Examination For Discovery Objections Canvassed
Adding to this site’s archived procedural cases dealing with examinations for discovery, reasons for judgement were released today by the BC Supreme Court, Duncan Registry, canvassing the appropriateness of several questions relating to liability.
In today’s case (Higginson v. Kish) the Plaintiff sued the Defendant for damages following a collision for which fault was disputed. At discovery the Defendant objected to the following three questions:
Do you have any possible explanation why you wouldn’t have seen Mr. Higginson’s vehicle approaching in the left lane?
Will you agree with me that it would have been more reasonable to have approached highway speed before changing lanes?
And you were aware that prior to changing lanes, that you could expect vehicles approaching at highway speed, 80 kilometres an hour?
In finding the first and third questions fair but the second improper Mr. Justice Johnson provided the following reasons:
[5] It seems to me that while one of the questions, the first one, “Do you have any possible explanation why you wouldn’t have seen Mr. Higginson’s vehicle approaching in the left lane” may have been inelegantly phrased. What it was getting at or should have been getting at is, “Was there anything obscuring your ability to see to the rear, as Mr. Higginson approached?”
[6] That does not call upon the witness to speculate, it seems to me, if the question is properly phrased, nor does it call upon the defendant to speculate. It is relevant to the issues, that is was there anything preventing the witness from seeing to his rear. That question, together with any subsidiary questions, ought to be answered.
[7] Question 295, which was “Will you agree with me that it would have been more reasonable to have approached highway speed before changing lanes,” does not require an answer, in my view. It is not an appropriate question to ask a witness. What that really asks the witness to do is to make the judge’s decision for the judge, and that is answer questions that involve matters of law, that is whether the activities or actions of the defendant were reasonable. I will not order the witness to answer that question or anything relating to that question.
[8] Question 310: “And you were aware that prior to changing lanes, that you could expect vehicles approaching at highway speed, 80 kilometres an hour?” That expectation is a perfectly legitimate and reasonable thing to explore on examinations for discovery. The knowledge of the defendant as to the speed at which traffic was or might reasonably be expected to be travelling at the time of the accident, is permissible as a topic for exploration on discovery.

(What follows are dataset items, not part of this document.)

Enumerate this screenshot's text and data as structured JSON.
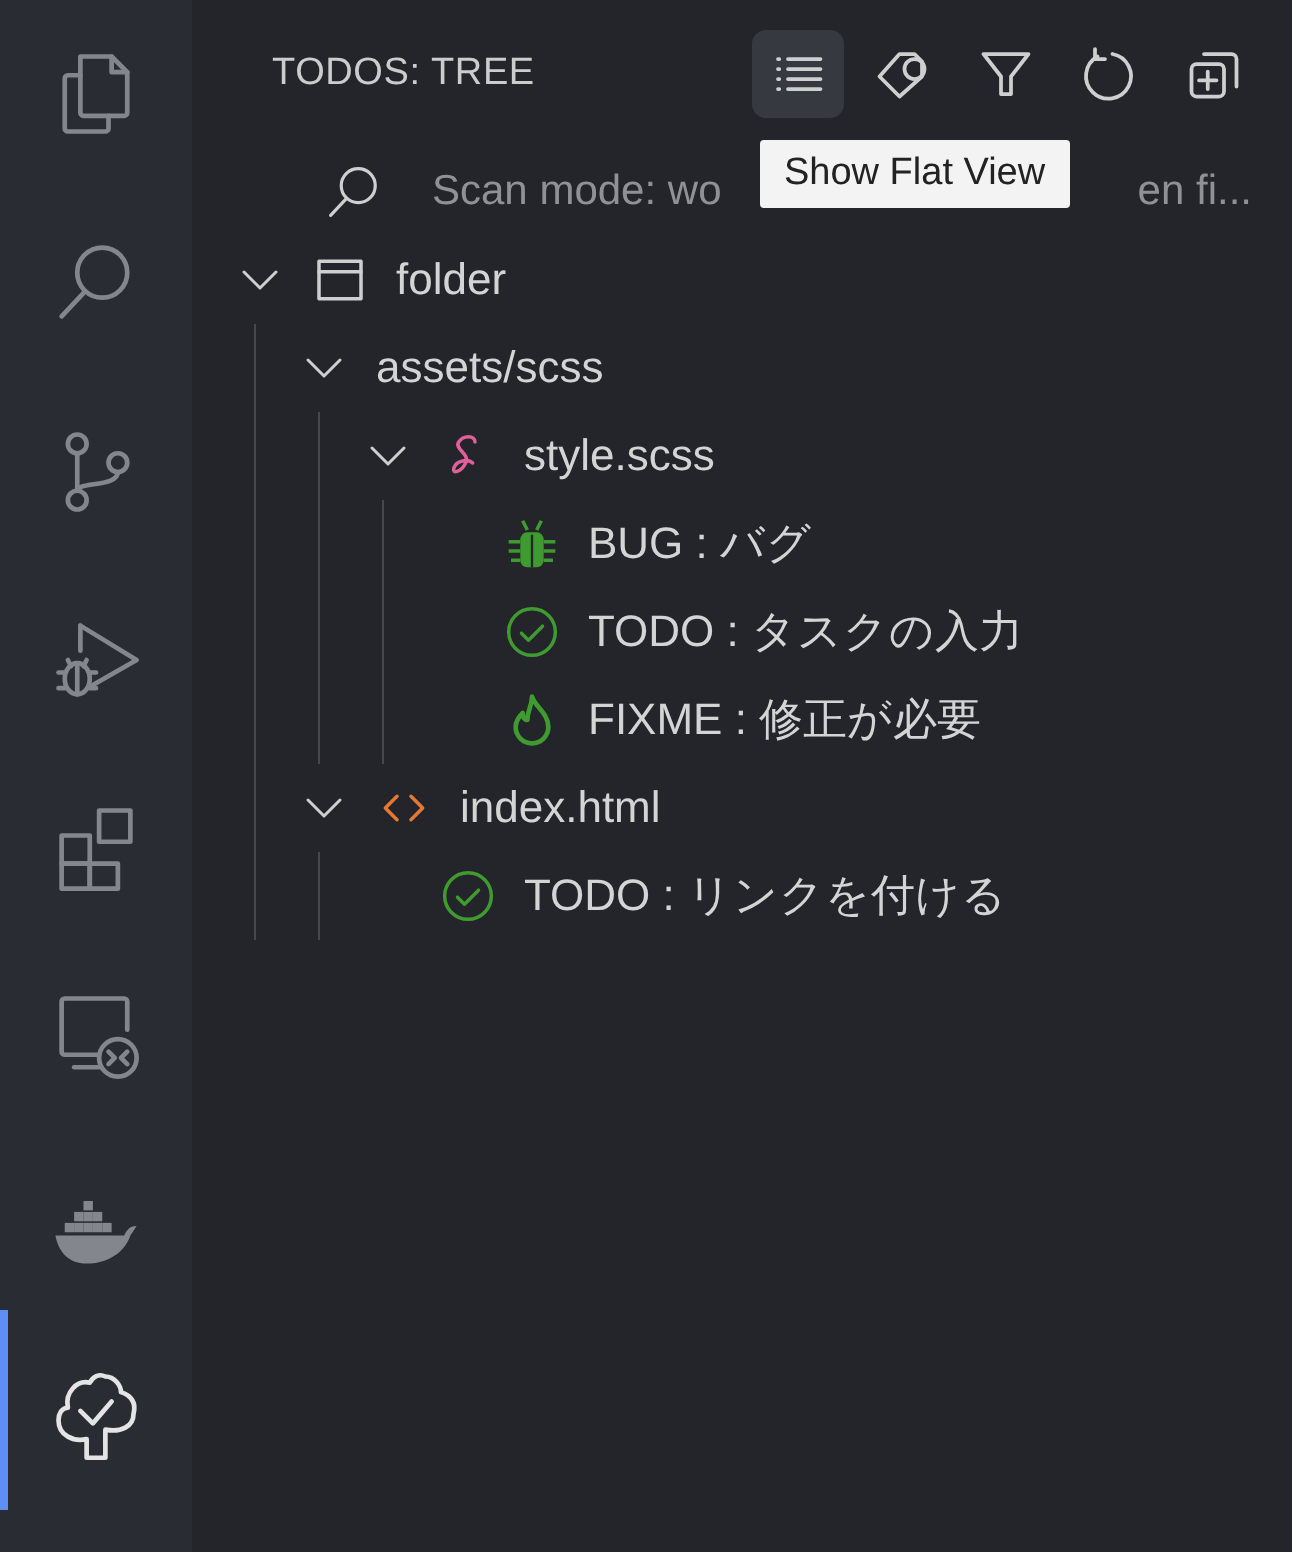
{
  "activity_bar": {
    "items": [
      {
        "kind": "explorer",
        "selected": false
      },
      {
        "kind": "search",
        "selected": false
      },
      {
        "kind": "source-control",
        "selected": false
      },
      {
        "kind": "run-debug",
        "selected": false
      },
      {
        "kind": "extensions",
        "selected": false
      },
      {
        "kind": "remote",
        "selected": false
      },
      {
        "kind": "docker",
        "selected": false
      },
      {
        "kind": "todo-tree",
        "selected": true
      }
    ]
  },
  "panel": {
    "title": "TODOS: TREE",
    "toolbar": [
      {
        "kind": "flat-view",
        "hovered": true
      },
      {
        "kind": "tags",
        "hovered": false
      },
      {
        "kind": "filter",
        "hovered": false
      },
      {
        "kind": "refresh",
        "hovered": false
      },
      {
        "kind": "expand",
        "hovered": false
      }
    ],
    "tooltip": "Show Flat View",
    "scan_mode": {
      "visible_start": "Scan mode: wo",
      "visible_end": "en fi..."
    },
    "tree": [
      {
        "kind": "workspace",
        "label": "folder",
        "expanded": true,
        "children": [
          {
            "kind": "directory",
            "label": "assets/scss",
            "expanded": true,
            "children": [
              {
                "kind": "sass-file",
                "label": "style.scss",
                "expanded": true,
                "children": [
                  {
                    "kind": "bug",
                    "label": "BUG : バグ"
                  },
                  {
                    "kind": "todo",
                    "label": "TODO : タスクの入力"
                  },
                  {
                    "kind": "fixme",
                    "label": "FIXME : 修正が必要"
                  }
                ]
              }
            ]
          },
          {
            "kind": "html-file",
            "label": "index.html",
            "expanded": true,
            "children": [
              {
                "kind": "todo",
                "label": "TODO : リンクを付ける"
              }
            ]
          }
        ]
      }
    ]
  }
}
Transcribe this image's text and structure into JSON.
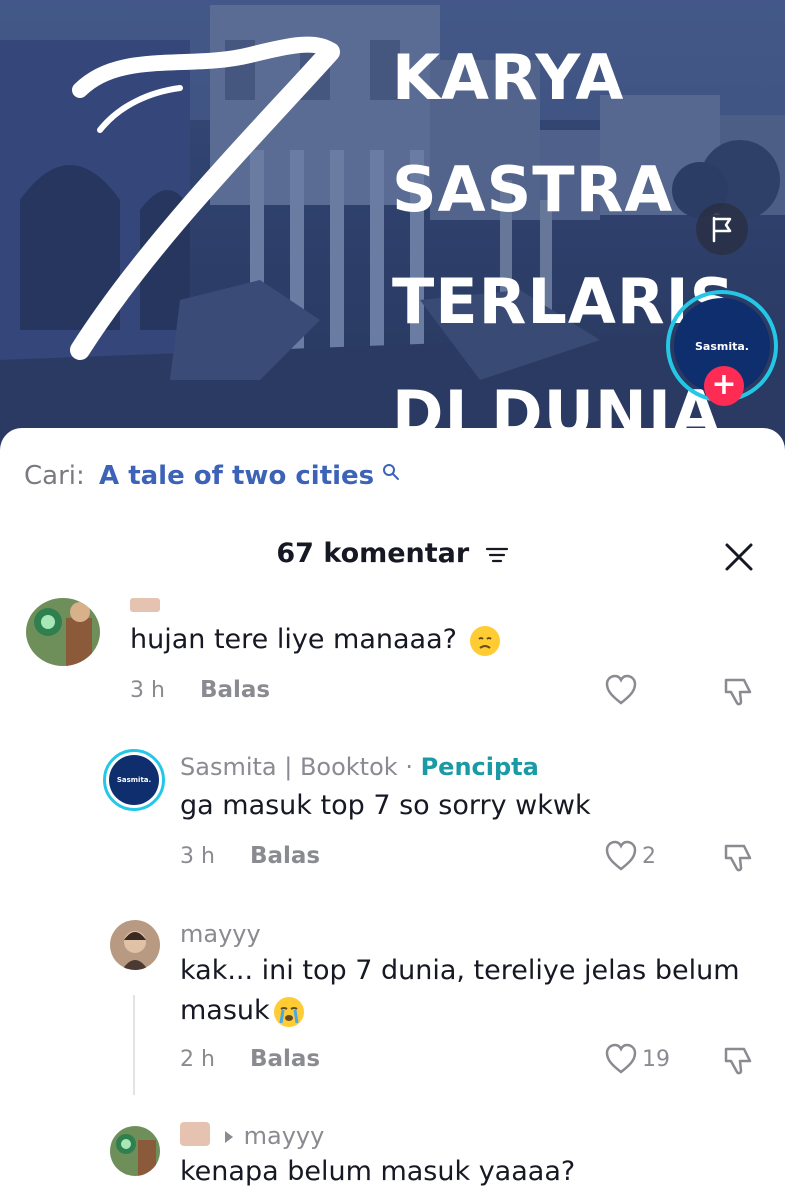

[9] I will note that, of course, at examinations for discovery, questions of relevance still are important. But those questions of relevance are finally determined at the trial, not at the discovery, and ordering the defendant to answer question 234 and 310 says nothing about whether or not those answers or any of the evidence developed is admissible at the trial.
[10] So the defendant will attend, for no more than an hour, to answer questions 234 and 310, and any supplementary questions legitimately and properly flowing from those two questions.